Hero K12 Gets a Facelift and a New Edtech Acquisition

Mergers and Acquisitions

Hero K12 Gets a Facelift and a New Edtech Acquisition

By Tony Wan     Feb 4, 2019

Hero K12 Gets a Facelift and a New Edtech Acquisition

When Hero K12 acquired SchoolMint two years ago, it didn’t just buy some school enrollment software. It also got a new boss—and a new brand.

In June 2017, Hero K12, based outside of Miami, received $150 million from BV Investment Partners to acquire other edtech companies in an effort to create an integrated education data platform. Four months later, Hero K12 minted its first deal: SchoolMint, which offers a mobile and web-based tool that helps parents and districts manage student applications and the enrollment process.

Since then, Hero K12 has undergone a makeover. It adopted the SchoolMint brand as the umbrella company. (Hero K12 employees have changed their email addresses to reflect the brand change.) And SchoolMint’s co-founder, Jinal Jhaveri, is now in charge of the entire operation. Hero K12’s former CEO, Mark MacDonald, left last January.

That also means Jhaveri has kept his title as CEO of SchoolMint, with one main difference: he now also oversees the other tools in the portfolio, and is in charge of acquiring other edtech companies.

The name change “makes sense when you think about the sequence in which parents and students engage with our products,” Jhaveri explains in an interview with EdSurge. SchoolMint’s enrollment tool, which is currently used by 4 million students and parents, “is the first touch point for families,” he explains, and that’s why it makes sense for the brand to be the face of the company.

By that logic, the next touch point in the SchoolMint suite might be Hero K12, which is used to digitally track students’ behavioral incidents. The company says the tool is used to both document the bad, like dress code violations and tardiness, and reinforce positive actions like class participation.

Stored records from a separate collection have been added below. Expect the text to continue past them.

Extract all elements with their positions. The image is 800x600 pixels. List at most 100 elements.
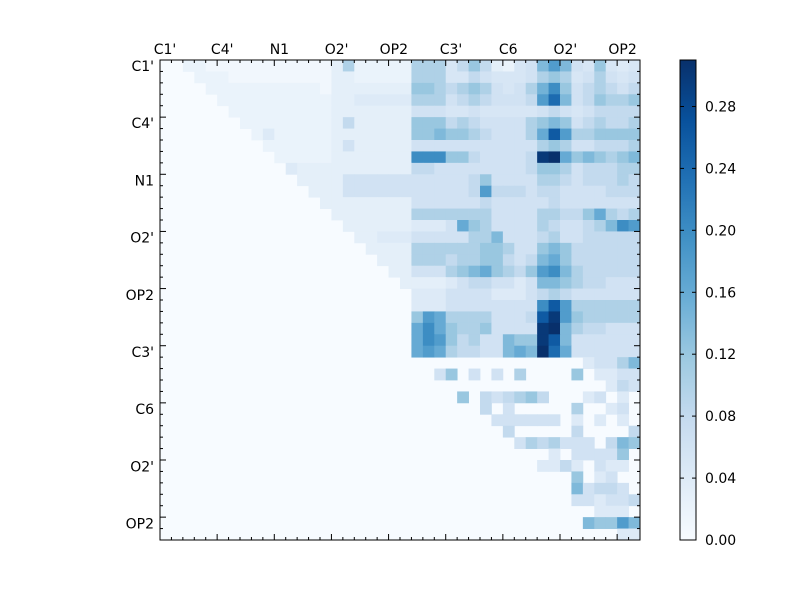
heatmap-cell [331, 82, 344, 95]
heatmap-cell [628, 220, 641, 232]
heatmap-cell [571, 448, 584, 461]
heatmap-cell [605, 471, 618, 484]
heatmap-cell [480, 277, 492, 289]
x-tick-label: N1 [270, 42, 289, 58]
heatmap-cell [594, 311, 607, 324]
heatmap-cell [422, 242, 435, 255]
heatmap-cell [594, 242, 607, 255]
heatmap-cell [411, 197, 424, 209]
heatmap-cell [571, 174, 584, 187]
heatmap-cell [537, 94, 549, 107]
heatmap-cell [342, 128, 355, 141]
heatmap-cell [480, 391, 492, 404]
colorbar [679, 59, 697, 541]
heatmap-cell [617, 265, 629, 278]
heatmap-cell [445, 185, 458, 198]
heatmap-cell [571, 471, 584, 484]
heatmap-cell [297, 60, 309, 72]
heatmap-cell [594, 220, 607, 232]
heatmap-cell [525, 414, 538, 427]
heatmap-cell [445, 220, 458, 232]
heatmap-cell [445, 288, 458, 301]
heatmap-cell [617, 380, 629, 392]
heatmap-cell [491, 174, 504, 187]
heatmap-cell [628, 311, 641, 324]
heatmap-cell [274, 151, 287, 164]
heatmap-cell [582, 357, 595, 369]
heatmap-cell [537, 300, 549, 312]
heatmap-cell [400, 128, 412, 141]
heatmap-cell [617, 402, 629, 415]
heatmap-cell [605, 322, 618, 335]
heatmap-cell [320, 71, 332, 84]
heatmap-cell [480, 254, 492, 267]
heatmap-cell [582, 345, 595, 358]
heatmap-cell [480, 128, 492, 141]
heatmap-cell [422, 345, 435, 358]
heatmap-cell [514, 197, 527, 209]
heatmap-cell [240, 71, 252, 84]
heatmap-cell [308, 151, 321, 164]
heatmap-cell [582, 208, 595, 221]
heatmap-cell [594, 174, 607, 187]
heatmap-cell [628, 185, 641, 198]
heatmap-cell [457, 60, 469, 72]
heatmap-cell [308, 117, 321, 129]
heatmap-cell [582, 254, 595, 267]
heatmap-cell [548, 174, 561, 187]
heatmap-cell [377, 140, 389, 152]
heatmap-cell [445, 94, 458, 107]
heatmap-cell [571, 220, 584, 232]
heatmap-cell [331, 117, 344, 129]
heatmap-cell [468, 322, 481, 335]
heatmap-cell [617, 300, 629, 312]
heatmap-cell [628, 300, 641, 312]
heatmap-cell [445, 277, 458, 289]
heatmap-cell [537, 220, 549, 232]
heatmap-cell [605, 482, 618, 495]
heatmap-cell [628, 528, 641, 541]
heatmap-cell [457, 94, 469, 107]
heatmap-cell [354, 220, 367, 232]
y-tick-label: C1' [131, 59, 154, 75]
heatmap-cell [480, 402, 492, 415]
x-tick-label: C4' [211, 42, 234, 58]
heatmap-cell [297, 151, 309, 164]
heatmap-cell [354, 231, 367, 244]
heatmap-cell [480, 334, 492, 347]
heatmap-cell [537, 391, 549, 404]
heatmap-cell [457, 220, 469, 232]
heatmap-cell [274, 82, 287, 95]
x-tick-label: O2' [325, 42, 349, 58]
colorbar-tick-label: 0.28 [705, 100, 736, 116]
heatmap-cell [491, 300, 504, 312]
heatmap-cell [514, 391, 527, 404]
heatmap-cell [582, 128, 595, 141]
heatmap-cell [514, 288, 527, 301]
heatmap-cell [605, 357, 618, 369]
heatmap-cell [594, 471, 607, 484]
heatmap-cell [228, 82, 241, 95]
heatmap-cell [617, 448, 629, 461]
heatmap-cell [537, 60, 549, 72]
heatmap-cell [525, 60, 538, 72]
heatmap-cell [331, 105, 344, 118]
heatmap-cell [457, 140, 469, 152]
heatmap-cell [537, 277, 549, 289]
heatmap-cell [548, 117, 561, 129]
heatmap-cell [445, 334, 458, 347]
heatmap-cell [262, 140, 275, 152]
heatmap-cell [617, 254, 629, 267]
heatmap-cell [308, 128, 321, 141]
heatmap-cell [605, 185, 618, 198]
heatmap-cell [605, 105, 618, 118]
heatmap-cell [354, 117, 367, 129]
heatmap-cell [480, 82, 492, 95]
heatmap-cell [628, 242, 641, 255]
heatmap-cell [342, 82, 355, 95]
heatmap-cell [628, 105, 641, 118]
heatmap-cell [582, 334, 595, 347]
heatmap-cell [628, 94, 641, 107]
heatmap-cell [285, 151, 298, 164]
heatmap-cell [342, 105, 355, 118]
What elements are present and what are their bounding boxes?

Or it could be SureWatch, the newest and latest addition to the SchoolMint portfolio. The acquisition closed last Thursday, and gives the company a set of campus safety management tools to keep track of who’s entering school grounds. Financial terms of the deal were not disclosed.

SchoolMint purchased SureWatch from its developer, Vericom, a Roseville, Calif.-based company founded in 1998 that builds identity authentication software. SureWatch offers monitoring tools for a variety of school-related activities, including test monitoring, attendance, emergency notifications, visitor registration and guest check-ins during events.

Jhaveri says that over the past several year, school officials have expressed interest in visitor management and school safety technologies. That spurred SchoolMint’s team to research this market and ultimately decide on SureWatch.

“School safety and visitor management is becoming a really important priority for our district customers,” he explains, and “we see this a rapidly growing part of the market.”

Of all the different categories of K-12 tools in the edtech industry, school security technology has become a bigger—and tragic—necessity. After the Parkland shooting, state legislators have earmarked more than $960 million for school safety programs, which include security upgrades, reports The74. School spending on security equipment is estimated to reach $2.8 billion, according to market research firm IHS Markit. Some schools have even installed facial-recognition technology to keep track of who’s coming and going.

The addition of SureWatch “dovetails nicely with our focus on helping districts more effectively attract, enroll, engage and retain their students,” says Oliver Wreford, SchoolMint’s chief revenue and strategy officer, who has been involved in each acquisition.

Efforts are underway to integrate these three product lines, Wreford adds. “As we think about the overlap between SchoolMint, Hero and SureWatch, what we’re excited about is the level of transparency and interaction that is possible.” For instance, a district that is using SchoolMint’s enrollment tool can share data about students and their parents with its campus safety systems. The end goal, he’s previously told EdSurge, is to assist schools in assembling an extensive data trail for each student’s educational journey, from enrollment to graduation.

Across these three tools, the company claims it serves more than 10,000 schools, including 18 of the 100 biggest U.S. K-12 school districts. The latest acquisition also pushes the team size past 120 full-time employees.

All those numbers could grow as it pursues other acquisitions. There’s still plenty of money left from the initial $150 million war chest, says Wreford, and the private-equity group who wrote that check will likely want to add more pieces. As is the case for Powerschool, Frontline Education and now, SchoolMint, it’s become trendy for private equity firms to invest or acquire one edtech company, and through it, build a platform of complementary educational services.